My problem with the doctors is that they want to feel like they’ve done something, contributed to society. This is good, if properly utilized. In birth, it isn’t. They jump in too soon with their medical procedures, rather than let nature take it’s course. Example: Failure to Progress… Generally caused by inducing labor too early with petocin or oxytocin, when the cervix simply isn’t ready to dilate. Than, rather than wait another hour (at 12 hours they start pushing a C-Section), they do “emergency” surgery… In a situation that they created in the first place. If they’d simply waited for the mother to go into labor naturally, when the cervix was ready to be softened, there wouldn’t have been a problem.

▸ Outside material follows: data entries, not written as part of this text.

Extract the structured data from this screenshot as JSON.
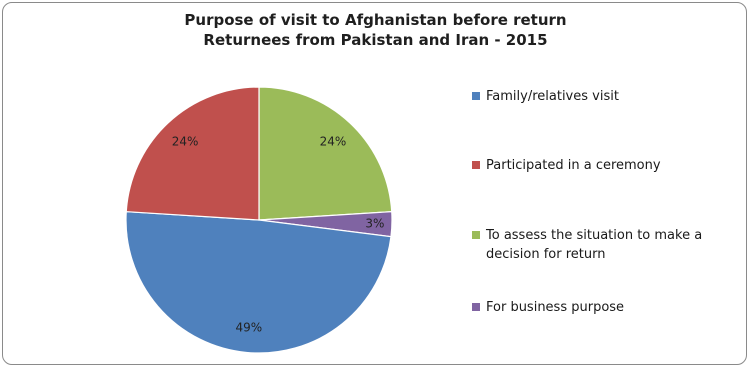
{
  "chart_data": {
    "type": "pie",
    "title": "Purpose of visit to Afghanistan before return",
    "subtitle": "Returnees from Pakistan and Iran - 2015",
    "legend_position": "right",
    "slices": [
      {
        "label": "Family/relatives visit",
        "value": 49,
        "display": "49%",
        "color": "#4f81bd"
      },
      {
        "label": "Participated in a ceremony",
        "value": 24,
        "display": "24%",
        "color": "#c0504d"
      },
      {
        "label": "To assess the situation to make a decision for return",
        "value": 24,
        "display": "24%",
        "color": "#9bbb59"
      },
      {
        "label": "For business purpose",
        "value": 3,
        "display": "3%",
        "color": "#8064a2"
      }
    ]
  }
}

Also, to Sambo, the cord around the neck isn’t an issue at a home birth, either. You say no one would have known? All you have to do is look at the baby when it comes out, and take the cord off it’s neck. And don’t say “but the baby wouldn’t be able to breathe.” They still draw oxygen from the umbilical cord for anywhere from 5-30 minutes after birth. Basically, until the placenta is born.

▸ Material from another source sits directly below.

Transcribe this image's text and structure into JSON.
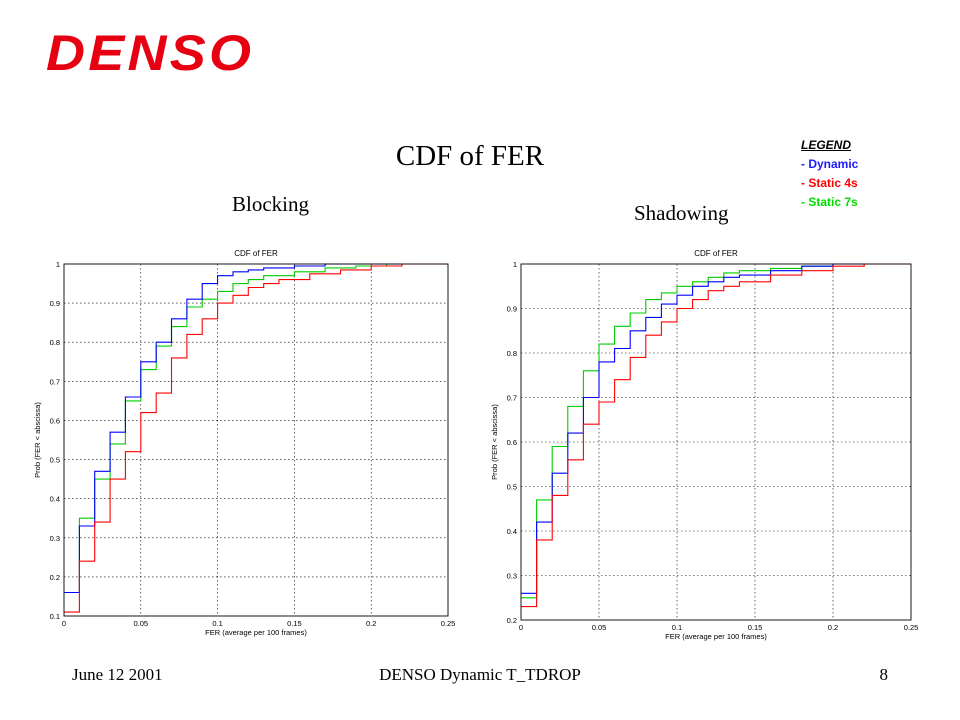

I am not a doctor, or a midwife, I am soon-to-be mother, who is fully researching all options to determine what’s best for my child. I live 2 hours from the nearest good hospital, and 3 hours from a midwife.
In the course of my research, I’ve learned that, yes, doctors are great IF something big goes wrong, but they merely complicate simple things in a normal, healthy pregnancy. Midwives are good, though it’s best to do your research, and question them to make sure they know what they’re talking about, and that they know what to do. In Texas (where I live), all midwives are licensed, and carry oxygen, IV’s, petocin (for hemmorhaging), sutures, herbs, etc.
My best advice for anyone interested in FreeBirth, which I am currently researching, is that you shouldn’t do it if you aren’t willing to take the time and research what to do if something goes wrong. Find out about the most common problems and how to fix them, learn the warning signs of the problems you can’t fix, and know when to go to the hospital. Be willing to take responsibility, it’s yours whether you go doctor, midwife, or unassisted.
If you aren’t willing to take the time and do the research, a hospital (or at least a birthing center) is probably the best place for you.
This is simply my opinion, based on the research I’ve done. I don’t want to get in the middle of a fight with anyone, you’re entitled to your opinions and views. I just think that fear-based medicine is not the healthiest option. Hope for the best, know what to do if something goes wrong. Don’t “prepare for the worst” by doing unneccesary procedures, tests, shots, cuts, whatever, unless there is a REAL need.